Chapter 16: again, to include a new part addressing reporting information to clients in relation to MiFID or equivalent business.

Chapter 18: amending relevant provisions within specialist regimes to reflect the MiFID 2 changes and, in particular including a new section for full scope AIFMs and incoming EEA AIFM branches and UCITS management companies.

Amendments to CASS

The main amendments to CASS focus on reporting.

Amendments to SUP

FCA proposes to amend parts of SUP 10A and C to reflect the provisions of the MiFID Org Regulation. It has also proposed a new Form A for MiFID firms that will include information MiFID 2 requires.

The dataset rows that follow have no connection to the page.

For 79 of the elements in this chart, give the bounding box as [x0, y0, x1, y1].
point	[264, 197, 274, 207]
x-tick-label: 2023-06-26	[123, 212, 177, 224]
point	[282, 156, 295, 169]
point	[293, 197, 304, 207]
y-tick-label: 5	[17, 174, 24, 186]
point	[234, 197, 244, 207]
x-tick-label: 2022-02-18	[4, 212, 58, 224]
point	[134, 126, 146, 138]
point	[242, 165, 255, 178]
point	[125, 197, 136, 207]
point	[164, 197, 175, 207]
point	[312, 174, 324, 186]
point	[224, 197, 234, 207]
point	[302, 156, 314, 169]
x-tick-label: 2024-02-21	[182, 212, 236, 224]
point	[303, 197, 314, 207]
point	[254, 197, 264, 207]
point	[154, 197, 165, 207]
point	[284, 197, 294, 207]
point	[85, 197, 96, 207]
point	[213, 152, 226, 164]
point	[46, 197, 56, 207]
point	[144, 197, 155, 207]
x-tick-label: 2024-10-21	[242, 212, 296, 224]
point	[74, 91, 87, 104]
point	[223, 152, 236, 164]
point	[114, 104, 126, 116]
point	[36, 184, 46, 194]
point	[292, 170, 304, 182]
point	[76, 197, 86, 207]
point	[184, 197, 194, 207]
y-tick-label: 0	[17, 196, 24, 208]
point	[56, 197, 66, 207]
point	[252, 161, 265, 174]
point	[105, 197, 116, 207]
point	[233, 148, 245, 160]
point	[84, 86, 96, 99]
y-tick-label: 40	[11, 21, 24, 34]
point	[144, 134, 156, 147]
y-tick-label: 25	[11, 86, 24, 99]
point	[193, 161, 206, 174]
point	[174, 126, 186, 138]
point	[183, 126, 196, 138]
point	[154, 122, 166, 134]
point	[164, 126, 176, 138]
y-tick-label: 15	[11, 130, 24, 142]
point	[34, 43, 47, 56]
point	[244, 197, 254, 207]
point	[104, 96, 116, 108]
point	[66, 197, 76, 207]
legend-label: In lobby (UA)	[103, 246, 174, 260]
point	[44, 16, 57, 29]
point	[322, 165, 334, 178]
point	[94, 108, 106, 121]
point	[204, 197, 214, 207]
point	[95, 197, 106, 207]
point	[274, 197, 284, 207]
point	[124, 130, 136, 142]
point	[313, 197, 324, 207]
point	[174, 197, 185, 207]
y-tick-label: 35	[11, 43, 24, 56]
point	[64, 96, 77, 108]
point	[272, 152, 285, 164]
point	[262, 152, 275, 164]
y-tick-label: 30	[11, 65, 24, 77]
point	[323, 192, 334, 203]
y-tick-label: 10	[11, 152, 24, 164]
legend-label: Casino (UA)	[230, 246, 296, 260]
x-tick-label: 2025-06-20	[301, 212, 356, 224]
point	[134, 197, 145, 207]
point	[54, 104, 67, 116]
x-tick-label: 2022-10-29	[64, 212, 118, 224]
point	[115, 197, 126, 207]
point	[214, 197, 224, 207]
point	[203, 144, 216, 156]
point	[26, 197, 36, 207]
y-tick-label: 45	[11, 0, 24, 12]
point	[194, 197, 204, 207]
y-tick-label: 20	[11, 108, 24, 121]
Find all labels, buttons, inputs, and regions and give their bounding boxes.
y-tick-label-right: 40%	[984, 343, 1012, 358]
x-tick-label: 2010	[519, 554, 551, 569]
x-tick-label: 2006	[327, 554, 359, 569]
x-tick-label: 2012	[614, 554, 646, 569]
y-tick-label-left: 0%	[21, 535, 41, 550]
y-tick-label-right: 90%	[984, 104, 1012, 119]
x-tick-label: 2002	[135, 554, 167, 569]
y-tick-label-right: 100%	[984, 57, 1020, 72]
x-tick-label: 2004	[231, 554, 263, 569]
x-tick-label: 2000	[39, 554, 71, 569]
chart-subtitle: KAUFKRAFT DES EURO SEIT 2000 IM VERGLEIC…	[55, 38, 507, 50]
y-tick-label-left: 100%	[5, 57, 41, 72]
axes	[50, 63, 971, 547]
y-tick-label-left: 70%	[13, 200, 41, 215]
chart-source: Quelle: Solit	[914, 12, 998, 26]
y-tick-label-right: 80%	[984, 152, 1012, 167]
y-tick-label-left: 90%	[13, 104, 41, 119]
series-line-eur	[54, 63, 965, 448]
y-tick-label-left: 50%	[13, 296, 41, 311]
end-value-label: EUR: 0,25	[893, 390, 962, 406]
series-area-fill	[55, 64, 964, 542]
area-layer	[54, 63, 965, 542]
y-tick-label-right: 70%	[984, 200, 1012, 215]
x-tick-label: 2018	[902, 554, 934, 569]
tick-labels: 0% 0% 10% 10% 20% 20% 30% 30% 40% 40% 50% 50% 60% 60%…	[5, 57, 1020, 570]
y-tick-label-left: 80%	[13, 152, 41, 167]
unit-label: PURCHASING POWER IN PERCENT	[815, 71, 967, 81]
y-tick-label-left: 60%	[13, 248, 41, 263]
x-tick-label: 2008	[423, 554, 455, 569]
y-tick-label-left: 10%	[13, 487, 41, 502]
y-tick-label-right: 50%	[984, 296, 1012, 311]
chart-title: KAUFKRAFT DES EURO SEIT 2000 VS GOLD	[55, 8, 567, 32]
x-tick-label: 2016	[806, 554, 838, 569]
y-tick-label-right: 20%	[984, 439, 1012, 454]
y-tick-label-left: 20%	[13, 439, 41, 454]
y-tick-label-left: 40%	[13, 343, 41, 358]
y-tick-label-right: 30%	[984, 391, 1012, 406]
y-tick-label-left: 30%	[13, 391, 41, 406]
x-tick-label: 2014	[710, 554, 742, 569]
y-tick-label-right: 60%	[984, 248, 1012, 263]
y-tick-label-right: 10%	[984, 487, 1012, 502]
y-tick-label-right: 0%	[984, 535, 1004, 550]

Product Intervention and Product Governance Sourcebook

There will be a new Sourcebook called PROD, which will interact with the RPPD insofar as firms need not comply with the RPPD if they have complied with Chapter 3 of PROD, on product governance.

Amendments to PERG

FCA will need to update its Perimeter Guidance, mainly in Chapters 2 and 13.

What next?

Firms should consider FCA's proposals carefully, and note, in particular how FCA proposes to amend its rules where it will treat MiFID and non-MiFID business separately. Consultation closes on 4 January 2017, but FCA asks for comments on its proposals for change to the Supervision manual and approved persons by 31 October 2016. This should form an important part of any firm's planning for the necessary change to its policies and procedures for being compliant with MiFID 2. There will be a further consultation before the rules are finalised, but this is likely to focus on consequential changes rather than major structural change to the rules.

This article was first published in BNA's World Securities Law Report.

This article is for general information only and reflects the position at the date of publication. It does not constitute legal advice.